Büyük! devletler bunun uzun zamandır farkında; dünya iki kutuplu iken yani SSCB ve ABD’nin soğuk savaş dönemlerinden itibaren bu artarak devam etmekte. Baskının, toplumların şekillenmesinin ve kültürel erozyonun en ince ayrıntılarda gizli olduğunu kabul etmeliyiz…
Bununla ilgili uç nokta da bir örnek vermek gerekirse “Şirinler”i hepiniz bilirsiniz. Çocukken severek izlerdik bu mavi yaratıkları. Peki, onların da birer Komünizm propagandası olduğunu söylesem saçma bulursunuz değil mi? Ben yine de yazayım bakalım aynı fikirde miyiz?

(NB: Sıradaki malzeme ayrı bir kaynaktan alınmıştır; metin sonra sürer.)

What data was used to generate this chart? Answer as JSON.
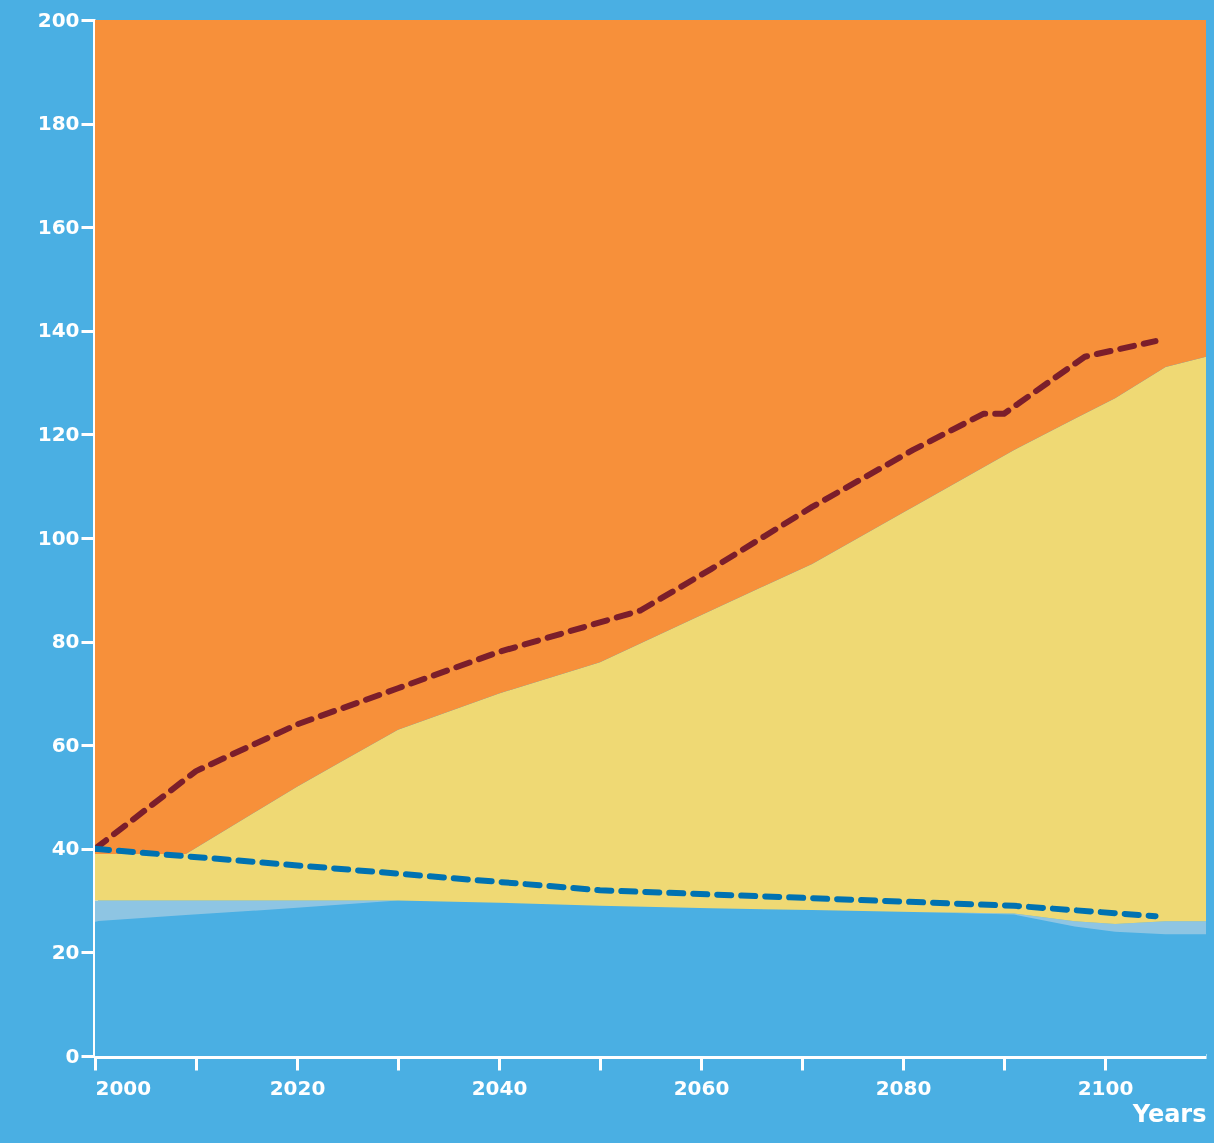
{
  "chart_data": {
    "type": "area",
    "stacked": true,
    "xlabel": "Years",
    "xlim": [
      2000,
      2110
    ],
    "ylim": [
      0,
      200
    ],
    "xticks": [
      2000,
      {
        "value": 2010,
        "label": null
      },
      2020,
      {
        "value": 2030,
        "label": null
      },
      2040,
      {
        "value": 2050,
        "label": null
      },
      2060,
      {
        "value": 2070,
        "label": null
      },
      2080,
      {
        "value": 2090,
        "label": null
      },
      2100
    ],
    "yticks": [
      0,
      20,
      40,
      60,
      80,
      100,
      120,
      140,
      160,
      180,
      200
    ],
    "grid": false,
    "x": [
      2000,
      2009,
      2020,
      2030,
      2040,
      2050,
      2061,
      2071,
      2081,
      2091,
      2097,
      2101,
      2106,
      2110
    ],
    "series": [
      {
        "color": "#4aafe3",
        "values": [
          26,
          27.2,
          28.6,
          30,
          29.6,
          29,
          28.5,
          28.2,
          27.8,
          27.3,
          25,
          24,
          23.5,
          23.5
        ]
      },
      {
        "color": "#8ec5e3",
        "values": [
          4,
          2.8,
          1.4,
          0,
          0,
          0,
          0,
          0,
          0,
          0.2,
          1,
          1.5,
          2.5,
          2.5
        ]
      },
      {
        "color": "#efd974",
        "values": [
          9,
          9,
          22,
          33,
          40.4,
          47,
          57.5,
          66.8,
          78.2,
          89.5,
          97,
          101.5,
          107,
          109
        ]
      },
      {
        "color": "#f7903a",
        "values": [
          161,
          161,
          148,
          137,
          130,
          124,
          114,
          105,
          94,
          83,
          77,
          73,
          67,
          65
        ]
      },
      {
        "type": "line",
        "color": "#7b1e2b",
        "line_style": "dashed",
        "x": [
          2000,
          2010,
          2020,
          2030,
          2040,
          2054,
          2061,
          2071,
          2081,
          2088,
          2090,
          2098,
          2105
        ],
        "values": [
          40,
          55,
          64,
          71,
          78,
          86,
          94,
          106,
          117,
          124,
          124,
          135,
          138
        ]
      },
      {
        "type": "line",
        "color": "#0072b1",
        "line_style": "dashed",
        "x": [
          2000,
          2050,
          2091,
          2105
        ],
        "values": [
          40,
          32,
          29,
          27
        ]
      }
    ]
  }
}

Amerika’da yayınlanması yasak olan “Şirinler”i yakından inceleyelim: Şirinlerin yaratıcısı Pierre Culliford komünisttir. Dikkat edecek olursanız bu çizgi filmde, tüm şirinler Komün hayatı yaşamaktadırlar. Para kullanmazlar, herkes ihtiyacı olan şeyleri bedava edinir. Tembel şirin bile hiçbir iş yapmamasına rağmen diğer şirinlerle aynı standartlarda yaşamaktadır. Şirin Baba, Karl Marx’a benzer ve kızıl şapka giyer. Herkes kendi işini yapar ve çok mutludur. Şirinler köyünde bir tek bile ibadethane bulunmaz… Ne kilise, ne havra, ne de camii…
Şirin çileği tarlaları sadece bir şirine ait değildir, bütün şirinler bu tarlada hak sahibidir.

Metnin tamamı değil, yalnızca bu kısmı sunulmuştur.